Premier quarterback afro-américain intronisé au Hall of Fame. Premier quarterback non-drafté honoré à Canton. Seul joueur de football professionnel immortalisé à jamais par la NFL et la CFL, Warren Moon est le pionnier de toute une communauté bafouée, méprisée et incomprise pendant des décennies. Pour eux, pour lui, il a tout fait pour décrocher la Lune.
L’homme de la maison
Gamin de la côte ouest, Warren Moon voit le jour dans la Cité des Anges en novembre 1956. Musées, parcs, plage, entouré de parents aimants et déterminés à élever des gamins ouverts d’esprit et curieux malgré leurs maigres moyens, il grandit la tête bien faite et fermement vissée sur les épaules. Warren n’a que 7 ans quand son père s’éteint, emporté par une maladie du foie. De lui, il préfère garder le souvenir de celui qui le chatouillait jusqu’à faire exploser sa vessie plutôt que celui de cet homme incapable d’arrêter de boire. Le souvenir de ce père qui les faisait s’asseoir cérémonieusement devant le poste radio le soir, après avoir passé la journée à batifoler dans le jardin, pour leur faire découvrir la beauté grave de l’opéra, à lui et ses six frangines.
« Ça m’a façonné, » raconte Moon dans l’Investor’s Business Daily en 2015. « J’ai dû prendre beaucoup de responsabilités à ma charge très jeune. J’étais devenu l’homme de la maison, tout le monde au lycée me surnommait Pops (contraction courante pour désigner le père aux États-Unis, ndr) […] »
De sa mère, il tient un goût immodéré de l’ordre et de la propreté. Devenue veuve, elle entame des études d’infirmière comme une forcenée afin de pouvoir subvenir seule aux besoins les plus élémentaires de ses sept marmots. Une détermination et un courage immenses qui déteindront très vite sur son fils. Même avec un emploi du temps de fou furieux partagé entre des journées passées à s’assurer du bon entretien de l’Aéroport International de Los Angeles et des nuits de garde interminables qui se finissent aux premières lueurs de l’aube, le petit déjeuner est préparé chaque matin, le dîner sur la table tous les soirs et le linge fraîchement nettoyé et plié. Une véritable fée du logis. Une fée tout court.
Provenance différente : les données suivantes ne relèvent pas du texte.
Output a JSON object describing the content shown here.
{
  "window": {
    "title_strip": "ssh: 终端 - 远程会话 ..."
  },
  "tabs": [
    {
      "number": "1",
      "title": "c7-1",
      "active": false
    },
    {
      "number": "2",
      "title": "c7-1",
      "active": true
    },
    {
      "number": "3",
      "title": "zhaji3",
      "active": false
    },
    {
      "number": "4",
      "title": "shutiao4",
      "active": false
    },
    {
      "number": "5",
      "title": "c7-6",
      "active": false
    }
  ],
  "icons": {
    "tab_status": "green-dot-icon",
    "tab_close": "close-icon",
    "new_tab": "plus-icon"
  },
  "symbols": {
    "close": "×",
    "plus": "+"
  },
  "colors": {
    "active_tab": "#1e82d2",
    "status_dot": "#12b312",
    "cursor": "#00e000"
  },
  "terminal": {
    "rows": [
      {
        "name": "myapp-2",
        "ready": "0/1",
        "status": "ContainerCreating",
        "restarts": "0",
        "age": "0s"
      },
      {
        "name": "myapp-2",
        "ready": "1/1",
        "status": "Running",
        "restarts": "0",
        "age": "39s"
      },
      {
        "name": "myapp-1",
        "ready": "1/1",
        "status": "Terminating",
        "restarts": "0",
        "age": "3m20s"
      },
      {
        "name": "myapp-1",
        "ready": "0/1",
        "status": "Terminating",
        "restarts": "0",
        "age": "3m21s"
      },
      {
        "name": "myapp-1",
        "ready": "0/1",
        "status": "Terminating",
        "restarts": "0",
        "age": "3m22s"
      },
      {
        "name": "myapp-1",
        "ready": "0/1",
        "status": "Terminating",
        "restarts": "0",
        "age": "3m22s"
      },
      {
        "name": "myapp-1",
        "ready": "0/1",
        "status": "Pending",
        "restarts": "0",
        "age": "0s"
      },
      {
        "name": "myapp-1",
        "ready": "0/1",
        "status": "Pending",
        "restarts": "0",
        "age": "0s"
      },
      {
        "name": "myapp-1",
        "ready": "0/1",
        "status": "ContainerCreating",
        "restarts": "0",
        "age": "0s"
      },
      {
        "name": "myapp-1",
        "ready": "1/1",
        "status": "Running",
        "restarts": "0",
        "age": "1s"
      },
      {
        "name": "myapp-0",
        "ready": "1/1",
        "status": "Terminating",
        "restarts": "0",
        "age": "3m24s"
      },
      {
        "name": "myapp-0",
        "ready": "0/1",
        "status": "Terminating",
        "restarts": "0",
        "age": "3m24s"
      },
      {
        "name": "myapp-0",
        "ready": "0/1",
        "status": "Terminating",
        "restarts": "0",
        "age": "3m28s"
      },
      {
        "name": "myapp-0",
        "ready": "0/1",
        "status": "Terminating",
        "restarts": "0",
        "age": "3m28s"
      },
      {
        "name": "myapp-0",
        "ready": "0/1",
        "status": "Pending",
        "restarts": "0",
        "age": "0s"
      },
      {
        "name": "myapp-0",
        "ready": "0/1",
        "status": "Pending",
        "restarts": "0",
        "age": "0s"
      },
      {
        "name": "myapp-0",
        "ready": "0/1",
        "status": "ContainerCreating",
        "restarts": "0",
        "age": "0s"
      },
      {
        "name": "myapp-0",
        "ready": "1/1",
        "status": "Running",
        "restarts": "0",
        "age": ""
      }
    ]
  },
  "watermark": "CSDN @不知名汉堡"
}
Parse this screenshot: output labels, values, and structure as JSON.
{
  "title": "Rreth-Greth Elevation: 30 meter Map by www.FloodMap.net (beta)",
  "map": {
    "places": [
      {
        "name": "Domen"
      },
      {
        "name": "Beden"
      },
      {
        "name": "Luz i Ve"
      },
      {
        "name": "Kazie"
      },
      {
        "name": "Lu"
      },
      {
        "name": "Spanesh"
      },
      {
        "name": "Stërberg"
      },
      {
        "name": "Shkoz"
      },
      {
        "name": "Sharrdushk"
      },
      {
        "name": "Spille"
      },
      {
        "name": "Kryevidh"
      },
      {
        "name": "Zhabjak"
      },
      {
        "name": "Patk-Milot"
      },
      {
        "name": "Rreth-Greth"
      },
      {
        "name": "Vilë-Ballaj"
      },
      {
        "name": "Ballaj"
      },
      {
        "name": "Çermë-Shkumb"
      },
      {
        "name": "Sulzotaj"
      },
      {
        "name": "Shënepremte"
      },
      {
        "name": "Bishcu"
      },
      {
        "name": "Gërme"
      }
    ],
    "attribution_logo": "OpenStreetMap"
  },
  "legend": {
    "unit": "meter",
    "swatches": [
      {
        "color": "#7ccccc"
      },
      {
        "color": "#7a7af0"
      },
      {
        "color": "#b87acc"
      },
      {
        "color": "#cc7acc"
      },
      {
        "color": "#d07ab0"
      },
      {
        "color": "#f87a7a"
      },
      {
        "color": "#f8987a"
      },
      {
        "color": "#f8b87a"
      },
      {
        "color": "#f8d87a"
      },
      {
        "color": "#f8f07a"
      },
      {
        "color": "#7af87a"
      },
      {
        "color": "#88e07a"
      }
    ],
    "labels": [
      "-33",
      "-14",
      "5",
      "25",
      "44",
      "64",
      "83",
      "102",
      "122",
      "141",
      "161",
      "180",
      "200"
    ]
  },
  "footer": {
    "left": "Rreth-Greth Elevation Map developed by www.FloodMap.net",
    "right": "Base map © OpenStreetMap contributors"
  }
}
Entassés dans leur petit trois pièces de Mid-Town, Los Angeles, et ses deux chambres étriquées, la famille vit à l’étroit. Une salle de bain toujours prise d’assaut par les femmes de la maison se souvient Warren dans son bouquin Never Give Up on Your Dream: My Journey, une seule petite télévision pour toute la meute, le futur quarterback ne grandit pas dans l’opulence, mais ne se sent jamais dans le besoin. Ses vêtements et ceux de ses soeurs sont rarement dernier cri, mais toujours impeccablement lavés et repassés. Surtout, très jeune, il apprend les vertus du partage et de la frugalité. Se contenter de peu. Mère profondément fière, Pat refuse la moindre aide en dehors de l’assurance-santé indispensable pour une si grande fratrie. Et encore, chaque visite chez Medicare résonne comme une épreuve pour elle. Comme l’aveu que, malgré les efforts qu’elle déploie au quotidien, elle n’est pas capable de subvenir, seule, aux besoins des ses enfants.
« Je l’ai regardée faire, la façon dont elle a su gérer tout ça » se souvient Moon sur les pages web du Houston Chronicle le 8 novembre dernier. « Mes soeurs l’aidaient, mais jamais dans mes souvenirs nous avons dû nous passer d’un repas chaud. Jamais je n’ai dû porter de vêtement sales, jamais la maison n’a été en désordre […] Elle était une source de motivation pour moi. Je voulais que ce soit à mon tour d’être capable de prendre soin d’elle. »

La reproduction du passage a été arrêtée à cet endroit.